By the way, doing this play was Cynthia's choice.

Southern Dave
Southern Dave

Patrick Dennis' Belle Poitrine said the word "soporific" had been coined to describe one of her films and several of her own performances. She assumed it combined the words "super" and "terrific."

Gregorama
Gregorama

Sounds like she does a fine job.  I'm afraid to go see it, for a strange reason:  When the 2001 television version of the play with Emma Thompson came out, I watched it--while on a promising first date.  I was so moved by it (especially the bunny book scene) that for the first--and only--time in my adult life, I started sobbing completely out of control!  I was so embarassed that I never saw the guy again...not that he was exactly ringing my phone off the hook!  I don't know why, but that play really struck something in me very profoundly...and I'd better not risk such a  fit of hysteria in public again.

Melinda9
Melinda9

She has a nice head.

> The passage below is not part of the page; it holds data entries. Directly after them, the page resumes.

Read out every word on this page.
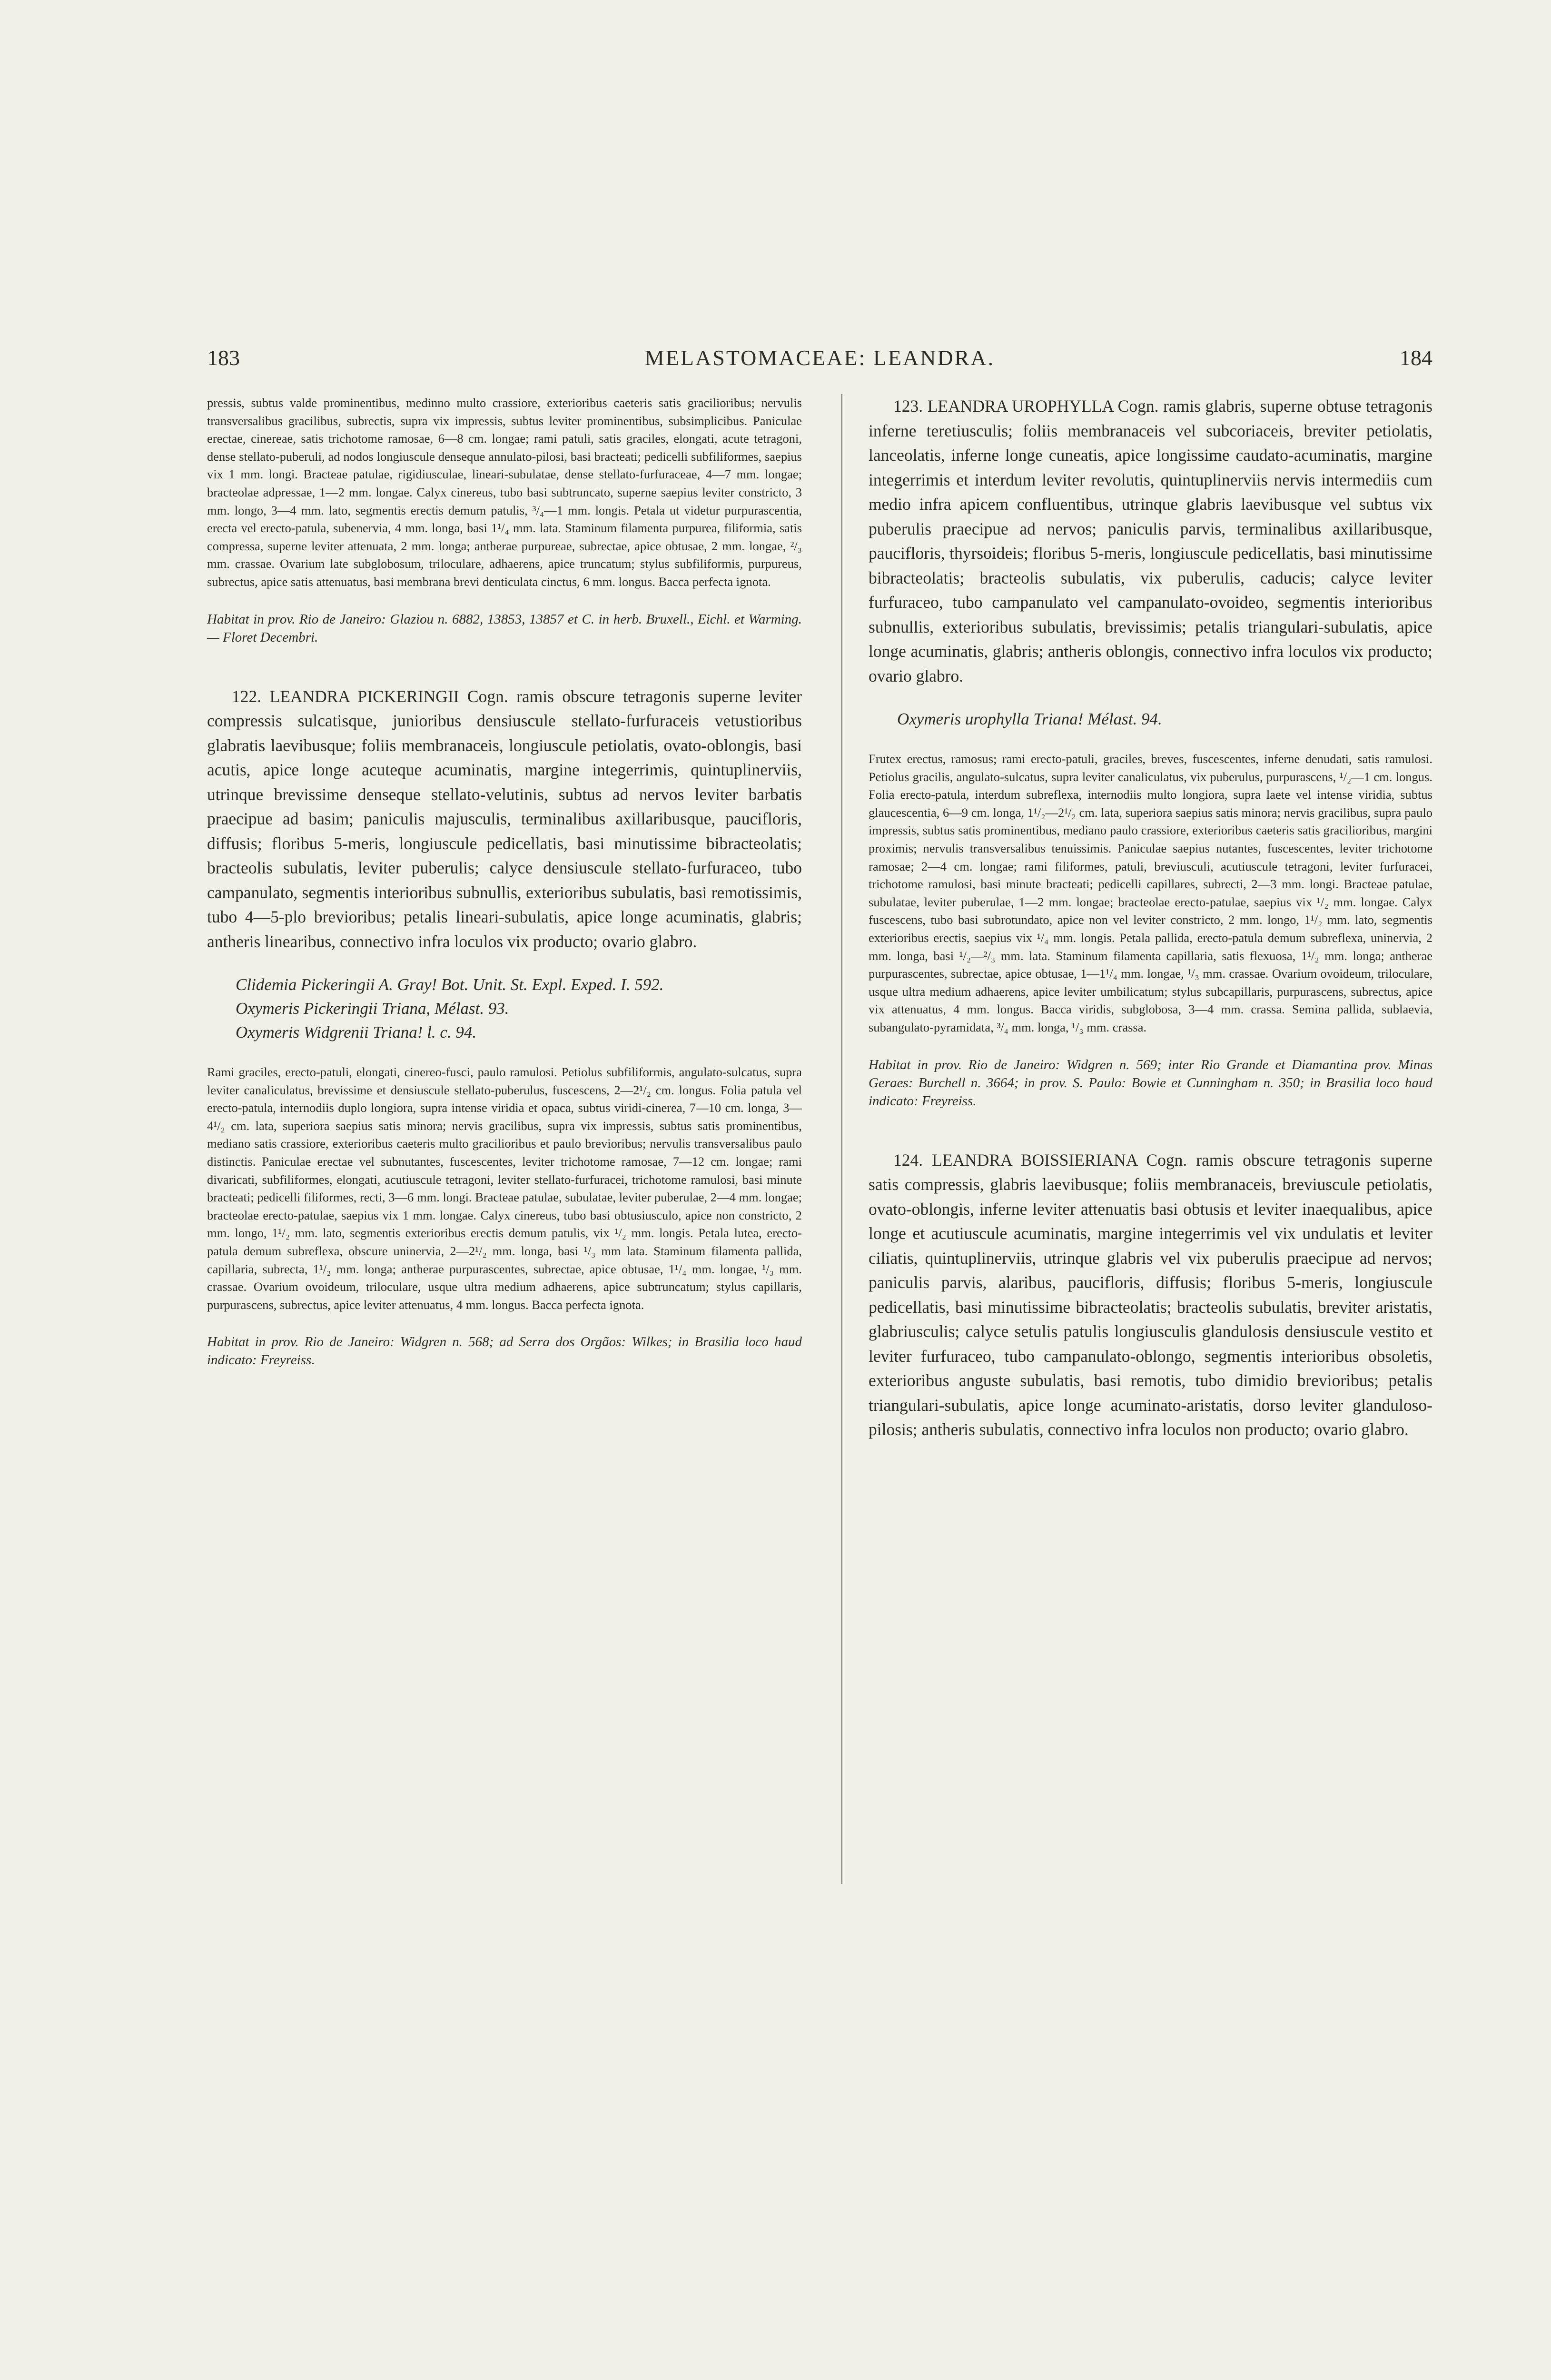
183	MELASTOMACEAE: LEANDRA.	184

pressis, subtus valde prominentibus, medinno multo crassiore, exterioribus caeteris satis gracilioribus; nervulis transversalibus gracilibus, subrectis, supra vix impressis, subtus leviter prominentibus, subsimplicibus. Paniculae erectae, cinereae, satis trichotome ramosae, 6—8 cm. longae; rami patuli, satis graciles, elongati, acute tetragoni, dense stellato-puberuli, ad nodos longiuscule denseque annulato-pilosi, basi bracteati; pedicelli subfiliformes, saepius vix 1 mm. longi. Bracteae patulae, rigidiusculae, lineari-subulatae, dense stellato-furfuraceae, 4—7 mm. longae; bracteolae adpressae, 1—2 mm. longae. Calyx cinereus, tubo basi subtruncato, superne saepius leviter constricto, 3 mm. longo, 3—4 mm. lato, segmentis erectis demum patulis, ³/₄—1 mm. longis. Petala ut videtur purpurascentia, erecta vel erecto-patula, subenervia, 4 mm. longa, basi 1¹/₄ mm. lata. Staminum filamenta purpurea, filiformia, satis compressa, superne leviter attenuata, 2 mm. longa; antherae purpureae, subrectae, apice obtusae, 2 mm. longae, ²/₃ mm. crassae. Ovarium late subglobosum, triloculare, adhaerens, apice truncatum; stylus subfiliformis, purpureus, subrectus, apice satis attenuatus, basi membrana brevi denticulata cinctus, 6 mm. longus. Bacca perfecta ignota.

Habitat in prov. Rio de Janeiro: Glaziou n. 6882, 13853, 13857 et C. in herb. Bruxell., Eichl. et Warming. — Floret Decembri.

122. LEANDRA PICKERINGII Cogn. ramis obscure tetragonis superne leviter compressis sulcatisque, junioribus densiuscule stellato-furfuraceis vetustioribus glabratis laevibusque; foliis membranaceis, longiuscule petiolatis, ovato-oblongis, basi acutis, apice longe acuteque acuminatis, margine integerrimis, quintuplinerviis, utrinque brevissime denseque stellato-velutinis, subtus ad nervos leviter barbatis praecipue ad basim; paniculis majusculis, terminalibus axillaribusque, paucifloris, diffusis; floribus 5-meris, longiuscule pedicellatis, basi minutissime bibracteolatis; bracteolis subulatis, leviter puberulis; calyce densiuscule stellato-furfuraceo, tubo campanulato, segmentis interioribus subnullis, exterioribus subulatis, basi remotissimis, tubo 4—5-plo brevioribus; petalis lineari-subulatis, apice longe acuminatis, glabris; antheris linearibus, connectivo infra loculos vix producto; ovario glabro.

Clidemia Pickeringii A. Gray! Bot. Unit. St. Expl. Exped. I. 592.

Oxymeris Pickeringii Triana, Mélast. 93.

Oxymeris Widgrenii Triana! l. c. 94.

Rami graciles, erecto-patuli, elongati, cinereo-fusci, paulo ramulosi. Petiolus subfiliformis, angulato-sulcatus, supra leviter canaliculatus, brevissime et densiuscule stellato-puberulus, fuscescens, 2—2¹/₂ cm. longus. Folia patula vel erecto-patula, internodiis duplo longiora, supra intense viridia et opaca, subtus viridi-cinerea, 7—10 cm. longa, 3—4¹/₂ cm. lata, superiora saepius satis minora; nervis gracilibus, supra vix impressis, subtus satis prominentibus, mediano satis crassiore, exterioribus caeteris multo gracilioribus et paulo brevioribus; nervulis transversalibus paulo distinctis. Paniculae erectae vel subnutantes, fuscescentes, leviter trichotome ramosae, 7—12 cm. longae; rami divaricati, subfiliformes, elongati, acutiuscule tetragoni, leviter stellato-furfuracei, trichotome ramulosi, basi minute bracteati; pedicelli filiformes, recti, 3—6 mm. longi. Bracteae patulae, subulatae, leviter puberulae, 2—4 mm. longae; bracteolae erecto-patulae, saepius vix 1 mm. longae. Calyx cinereus, tubo basi obtusiusculo, apice non constricto, 2 mm. longo, 1¹/₂ mm. lato, segmentis exterioribus erectis demum patulis, vix ¹/₂ mm. longis. Petala lutea, erecto-patula demum subreflexa, obscure uninervia, 2—2¹/₂ mm. longa, basi ¹/₃ mm lata. Staminum filamenta pallida, capillaria, subrecta, 1¹/₂ mm. longa; antherae purpurascentes, subrectae, apice obtusae, 1¹/₄ mm. longae, ¹/₃ mm. crassae. Ovarium ovoideum, triloculare, usque ultra medium adhaerens, apice subtruncatum; stylus capillaris, purpurascens, subrectus, apice leviter attenuatus, 4 mm. longus. Bacca perfecta ignota.

Habitat in prov. Rio de Janeiro: Widgren n. 568; ad Serra dos Orgãos: Wilkes; in Brasilia loco haud indicato: Freyreiss.

123. LEANDRA UROPHYLLA Cogn. ramis glabris, superne obtuse tetragonis inferne teretiusculis; foliis membranaceis vel subcoriaceis, breviter petiolatis, lanceolatis, inferne longe cuneatis, apice longissime caudato-acuminatis, margine integerrimis et interdum leviter revolutis, quintuplinerviis nervis intermediis cum medio infra apicem confluentibus, utrinque glabris laevibusque vel subtus vix puberulis praecipue ad nervos; paniculis parvis, terminalibus axillaribusque, paucifloris, thyrsoideis; floribus 5-meris, longiuscule pedicellatis, basi minutissime bibracteolatis; bracteolis subulatis, vix puberulis, caducis; calyce leviter furfuraceo, tubo campanulato vel campanulato-ovoideo, segmentis interioribus subnullis, exterioribus subulatis, brevissimis; petalis triangulari-subulatis, apice longe acuminatis, glabris; antheris oblongis, connectivo infra loculos vix producto; ovario glabro.

Oxymeris urophylla Triana! Mélast. 94.

Frutex erectus, ramosus; rami erecto-patuli, graciles, breves, fuscescentes, inferne denudati, satis ramulosi. Petiolus gracilis, angulato-sulcatus, supra leviter canaliculatus, vix puberulus, purpurascens, ¹/₂—1 cm. longus. Folia erecto-patula, interdum subreflexa, internodiis multo longiora, supra laete vel intense viridia, subtus glaucescentia, 6—9 cm. longa, 1¹/₂—2¹/₂ cm. lata, superiora saepius satis minora; nervis gracilibus, supra paulo impressis, subtus satis prominentibus, mediano paulo crassiore, exterioribus caeteris satis gracilioribus, margini proximis; nervulis transversalibus tenuissimis. Paniculae saepius nutantes, fuscescentes, leviter trichotome ramosae; 2—4 cm. longae; rami filiformes, patuli, breviusculi, acutiuscule tetragoni, leviter furfuracei, trichotome ramulosi, basi minute bracteati; pedicelli capillares, subrecti, 2—3 mm. longi. Bracteae patulae, subulatae, leviter puberulae, 1—2 mm. longae; bracteolae erecto-patulae, saepius vix ¹/₂ mm. longae. Calyx fuscescens, tubo basi subrotundato, apice non vel leviter constricto, 2 mm. longo, 1¹/₂ mm. lato, segmentis exterioribus erectis, saepius vix ¹/₄ mm. longis. Petala pallida, erecto-patula demum subreflexa, uninervia, 2 mm. longa, basi ¹/₂—²/₃ mm. lata. Staminum filamenta capillaria, satis flexuosa, 1¹/₂ mm. longa; antherae purpurascentes, subrectae, apice obtusae, 1—1¹/₄ mm. longae, ¹/₃ mm. crassae. Ovarium ovoideum, triloculare, usque ultra medium adhaerens, apice leviter umbilicatum; stylus subcapillaris, purpurascens, subrectus, apice vix attenuatus, 4 mm. longus. Bacca viridis, subglobosa, 3—4 mm. crassa. Semina pallida, sublaevia, subangulato-pyramidata, ³/₄ mm. longa, ¹/₃ mm. crassa.

Habitat in prov. Rio de Janeiro: Widgren n. 569; inter Rio Grande et Diamantina prov. Minas Geraes: Burchell n. 3664; in prov. S. Paulo: Bowie et Cunningham n. 350; in Brasilia loco haud indicato: Freyreiss.

124. LEANDRA BOISSIERIANA Cogn. ramis obscure tetragonis superne satis compressis, glabris laevibusque; foliis membranaceis, breviuscule petiolatis, ovato-oblongis, inferne leviter attenuatis basi obtusis et leviter inaequalibus, apice longe et acutiuscule acuminatis, margine integerrimis vel vix undulatis et leviter ciliatis, quintuplinerviis, utrinque glabris vel vix puberulis praecipue ad nervos; paniculis parvis, alaribus, paucifloris, diffusis; floribus 5-meris, longiuscule pedicellatis, basi minutissime bibracteolatis; bracteolis subulatis, breviter aristatis, glabriusculis; calyce setulis patulis longiusculis glandulosis densiuscule vestito et leviter furfuraceo, tubo campanulato-oblongo, segmentis interioribus obsoletis, exterioribus anguste subulatis, basi remotis, tubo dimidio brevioribus; petalis triangulari-subulatis, apice longe acuminato-aristatis, dorso leviter glanduloso-pilosis; antheris subulatis, connectivo infra loculos non producto; ovario glabro.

They did a piece on this on NPR last night and I know what you mean that when she first comes on stage she sounds awkward, but then later seems to find her voice. Desperately wish I could see it, but I'm broke.

mjm
mjm

I smell a Tony nom...

Corey Andrew
Corey Andrew

What a wonderful review.  I missed Judith Light in this play so this is a great chance to see finally.

Bwaybill
Bwaybill

Sounds like Cynthia's doing better as this teacher than she did as Jean Brodie.

Dar5
Dar5

Sounds amazing. I might try it if it's on TDF.

Cass Quinn
Cass Quinn

aaaaaaaahahahahhahahahaha. yeah, good one (sincerely).

Musto
Musto

In the play, Cynthia's character asks the nurse if a drug she's getting is a soporific. "I don't know," replies the nurse, "but it'll help you go to sleep." Funny moment.

Gregorama
Gregorama

I would ask you out on a date to go see it, Mel, but would you be prepared for the consequences?

Prezdent Obama
Prezdent Obama

I smell Cindy Nixon's fishy crotch!

...nit wit is more like it for dat bitch.

Jen
Jen

Well, the real hilarity is in someone calling themselves "tricky dick nixon" in 2012. REALLY WITTY STUFF!!